Stephen Hawking's Final Paper Proposes Way to Detect the 'Multiverse' .



Stephen Hawking's final research paper could help astronomers find evidence that our universe is just one among many in a larger "multiverse," according to media reports. The famed cosmologist, who died last week at the age of 76, is lead author of a study called "A Smooth Exit from Eternal Inflation?" which was originally submitted to an unnamed journal last July. On March 4 — just 10 days before Hawking's death — his co-author, Thomas Hertog, a professor of theoretical physics at KU Leuven University in Belgium, submitted a revised version of the manuscript for further review, according to British newspaper The Sunday Times.

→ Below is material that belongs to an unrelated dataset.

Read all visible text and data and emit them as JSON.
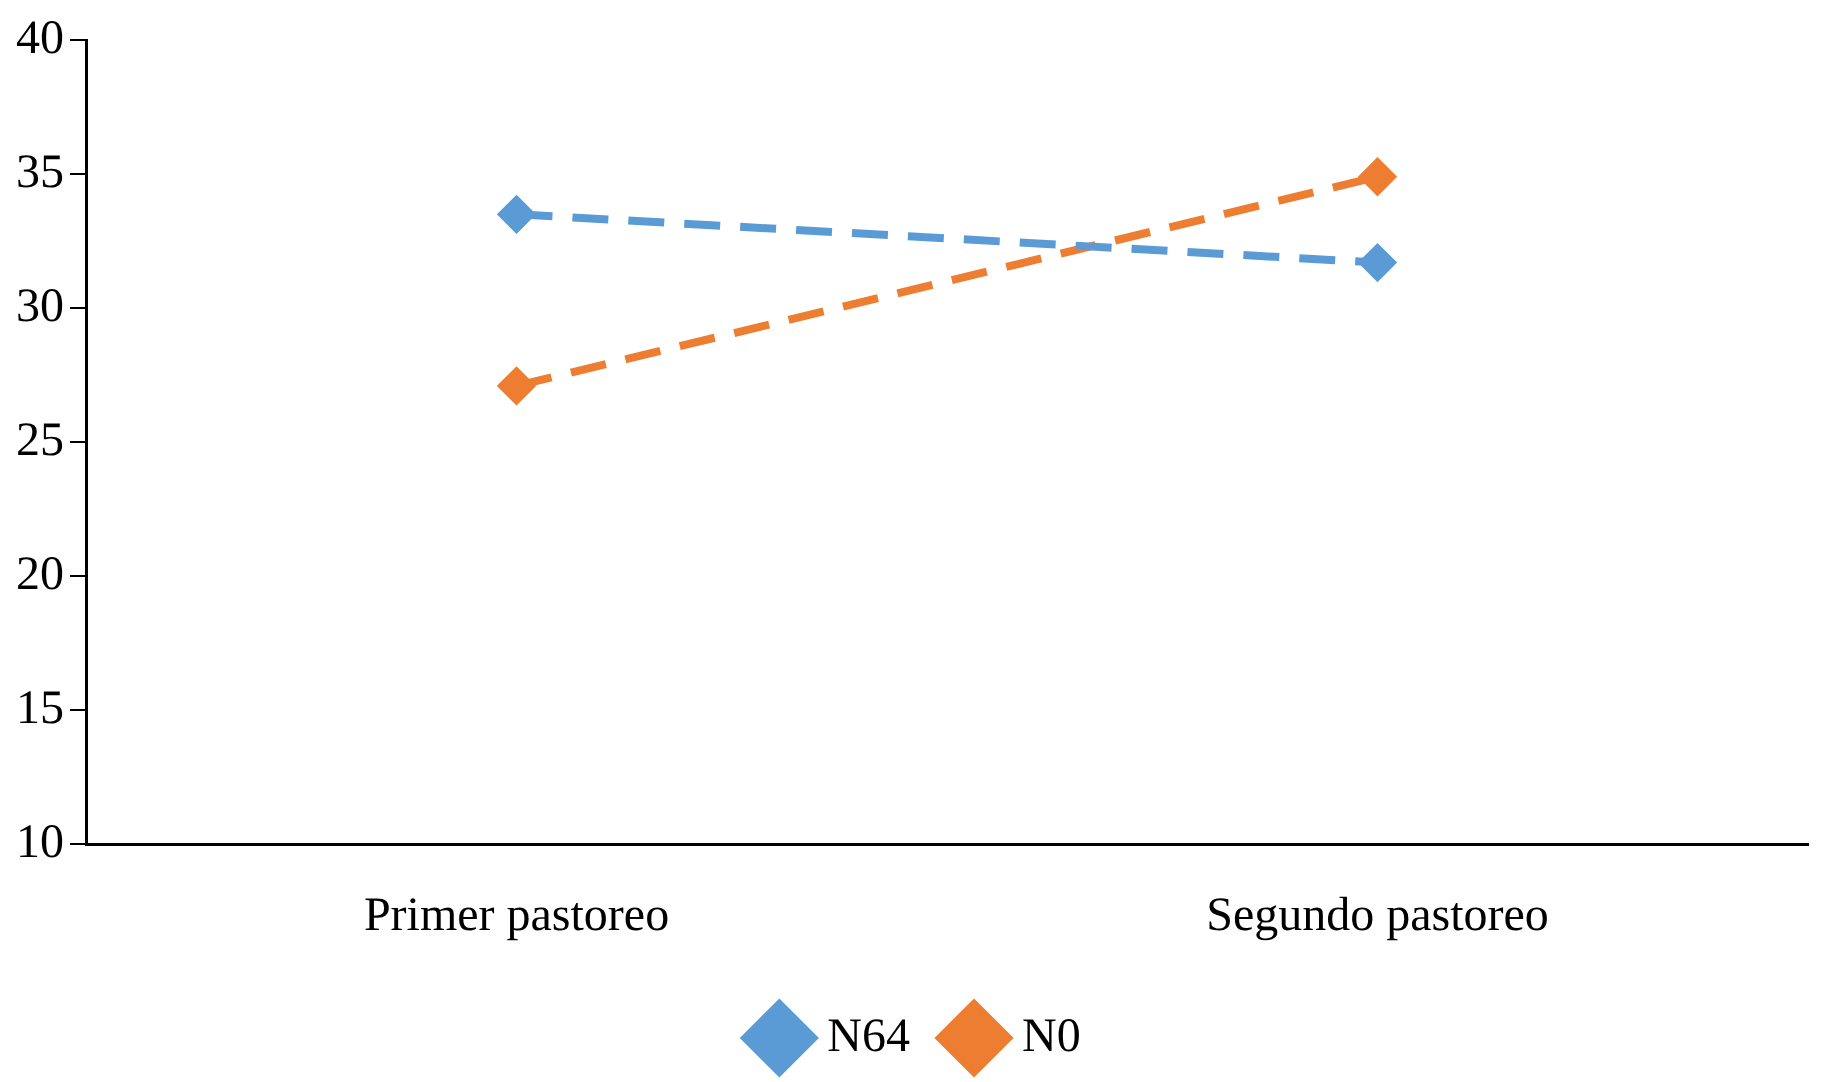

The inflation referenced in the paper's title is the incredible expansion of space-time theorized to have occurred in the first few moments after the Big Bang, which created the universe. Many physicists believe that this dramatic ballooning wasn't limited to our neck of the cosmic woods but rather happened repeatedly, spawning multiple universes — perhaps an infinite number of them number of them.


"A consequence of inflation is that there should be a multitude of universes, but we have never been able to measure this," Carlos Frenk, a professor of cosmology at Durham University in England who's not involved in the new study, told The Sunday Times.

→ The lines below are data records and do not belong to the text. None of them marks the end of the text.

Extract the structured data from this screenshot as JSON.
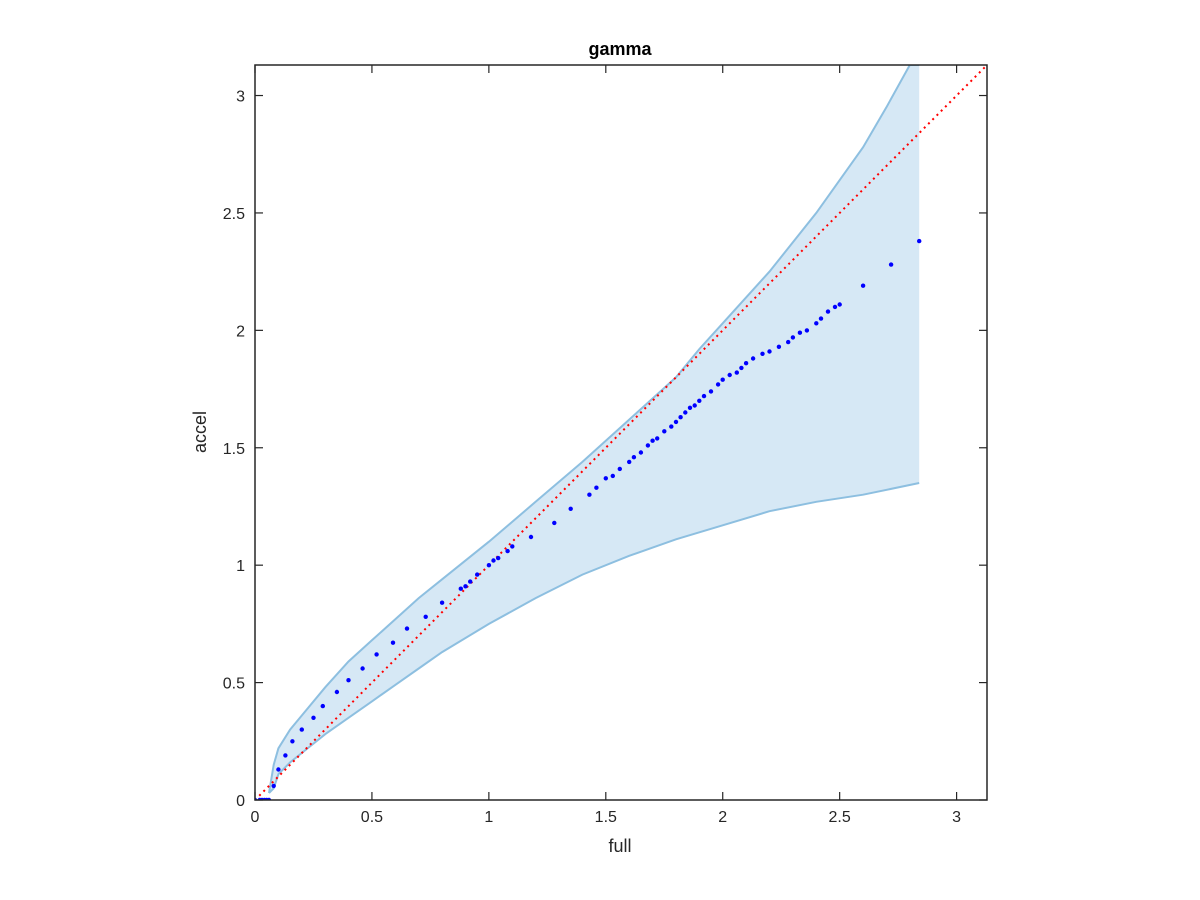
{
  "chart_data": {
    "type": "scatter",
    "title": "gamma",
    "xlabel": "full",
    "ylabel": "accel",
    "xlim": [
      0,
      3.13
    ],
    "ylim": [
      0,
      3.13
    ],
    "xticks": [
      0,
      0.5,
      1,
      1.5,
      2,
      2.5,
      3
    ],
    "yticks": [
      0,
      0.5,
      1,
      1.5,
      2,
      2.5,
      3
    ],
    "xtick_labels": [
      "0",
      "0.5",
      "1",
      "1.5",
      "2",
      "2.5",
      "3"
    ],
    "ytick_labels": [
      "0",
      "0.5",
      "1",
      "1.5",
      "2",
      "2.5",
      "3"
    ],
    "grid": false,
    "colors": {
      "points": "#0000ff",
      "reference_line": "#ff0000",
      "band_fill": "#d6e8f5",
      "band_edge": "#8dbfe0",
      "axes": "#262626"
    },
    "reference_line": {
      "style": "dotted",
      "points": [
        [
          0,
          0
        ],
        [
          3.13,
          3.13
        ]
      ]
    },
    "band": {
      "upper": [
        [
          0.06,
          0.03
        ],
        [
          0.08,
          0.15
        ],
        [
          0.1,
          0.22
        ],
        [
          0.15,
          0.3
        ],
        [
          0.2,
          0.36
        ],
        [
          0.3,
          0.48
        ],
        [
          0.4,
          0.59
        ],
        [
          0.5,
          0.68
        ],
        [
          0.6,
          0.77
        ],
        [
          0.7,
          0.86
        ],
        [
          0.8,
          0.94
        ],
        [
          1.0,
          1.1
        ],
        [
          1.2,
          1.27
        ],
        [
          1.4,
          1.44
        ],
        [
          1.6,
          1.62
        ],
        [
          1.8,
          1.8
        ],
        [
          1.9,
          1.92
        ],
        [
          2.0,
          2.03
        ],
        [
          2.2,
          2.25
        ],
        [
          2.4,
          2.5
        ],
        [
          2.6,
          2.78
        ],
        [
          2.7,
          2.95
        ],
        [
          2.8,
          3.13
        ],
        [
          2.84,
          3.13
        ]
      ],
      "lower": [
        [
          0.06,
          0.03
        ],
        [
          0.08,
          0.05
        ],
        [
          0.1,
          0.11
        ],
        [
          0.15,
          0.16
        ],
        [
          0.2,
          0.2
        ],
        [
          0.3,
          0.28
        ],
        [
          0.4,
          0.35
        ],
        [
          0.5,
          0.42
        ],
        [
          0.6,
          0.49
        ],
        [
          0.7,
          0.56
        ],
        [
          0.8,
          0.63
        ],
        [
          1.0,
          0.75
        ],
        [
          1.2,
          0.86
        ],
        [
          1.4,
          0.96
        ],
        [
          1.6,
          1.04
        ],
        [
          1.8,
          1.11
        ],
        [
          2.0,
          1.17
        ],
        [
          2.2,
          1.23
        ],
        [
          2.4,
          1.27
        ],
        [
          2.6,
          1.3
        ],
        [
          2.84,
          1.35
        ]
      ]
    },
    "series": [
      {
        "x": [
          0.0,
          0.02,
          0.03,
          0.04,
          0.05,
          0.06,
          0.08,
          0.1,
          0.13,
          0.16,
          0.2,
          0.25,
          0.29,
          0.35,
          0.4,
          0.46,
          0.52,
          0.59,
          0.65,
          0.73,
          0.8,
          0.88,
          0.9,
          0.92,
          0.95,
          1.0,
          1.02,
          1.04,
          1.08,
          1.1,
          1.18,
          1.28,
          1.35,
          1.43,
          1.46,
          1.5,
          1.53,
          1.56,
          1.6,
          1.62,
          1.65,
          1.68,
          1.7,
          1.72,
          1.75,
          1.78,
          1.8,
          1.82,
          1.84,
          1.86,
          1.88,
          1.9,
          1.92,
          1.95,
          1.98,
          2.0,
          2.03,
          2.06,
          2.08,
          2.1,
          2.13,
          2.17,
          2.2,
          2.24,
          2.28,
          2.3,
          2.33,
          2.36,
          2.4,
          2.42,
          2.45,
          2.48,
          2.5,
          2.6,
          2.72,
          2.84
        ],
        "y": [
          0.0,
          0.0,
          0.0,
          0.0,
          0.0,
          0.0,
          0.06,
          0.13,
          0.19,
          0.25,
          0.3,
          0.35,
          0.4,
          0.46,
          0.51,
          0.56,
          0.62,
          0.67,
          0.73,
          0.78,
          0.84,
          0.9,
          0.91,
          0.93,
          0.96,
          1.0,
          1.02,
          1.03,
          1.06,
          1.08,
          1.12,
          1.18,
          1.24,
          1.3,
          1.33,
          1.37,
          1.38,
          1.41,
          1.44,
          1.46,
          1.48,
          1.51,
          1.53,
          1.54,
          1.57,
          1.59,
          1.61,
          1.63,
          1.65,
          1.67,
          1.68,
          1.7,
          1.72,
          1.74,
          1.77,
          1.79,
          1.81,
          1.82,
          1.84,
          1.86,
          1.88,
          1.9,
          1.91,
          1.93,
          1.95,
          1.97,
          1.99,
          2.0,
          2.03,
          2.05,
          2.08,
          2.1,
          2.11,
          2.19,
          2.28,
          2.38
        ]
      }
    ]
  }
}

"The intriguing idea in Hawking’s paper is that [the multiverse] left its imprint on the background radiation permeating our universe and we could measure it with a detector on a spaceship," Frenk added. "These ideas offer the breathtaking prospect of finding evidence for the existence of other universes. This would profoundly change our perception of our place in the cosmos."
Not everyone is so enthusiastic about the paper's potential. For example, Neil Turok, the director of the Perimeter Institute for Theoretical Physics in Canada, told The Sunday Times, "I remain puzzled as to why [Hawking] found this picture interesting."
However it's ultimately received, the manuscript — which you can read for free at the online preprint site arXiv.org — is a reminder that Hawking was a deep thinker committed to tackling some of the universe's biggest mysteries. He will be missed a great deal, by his colleagues and the general public alike.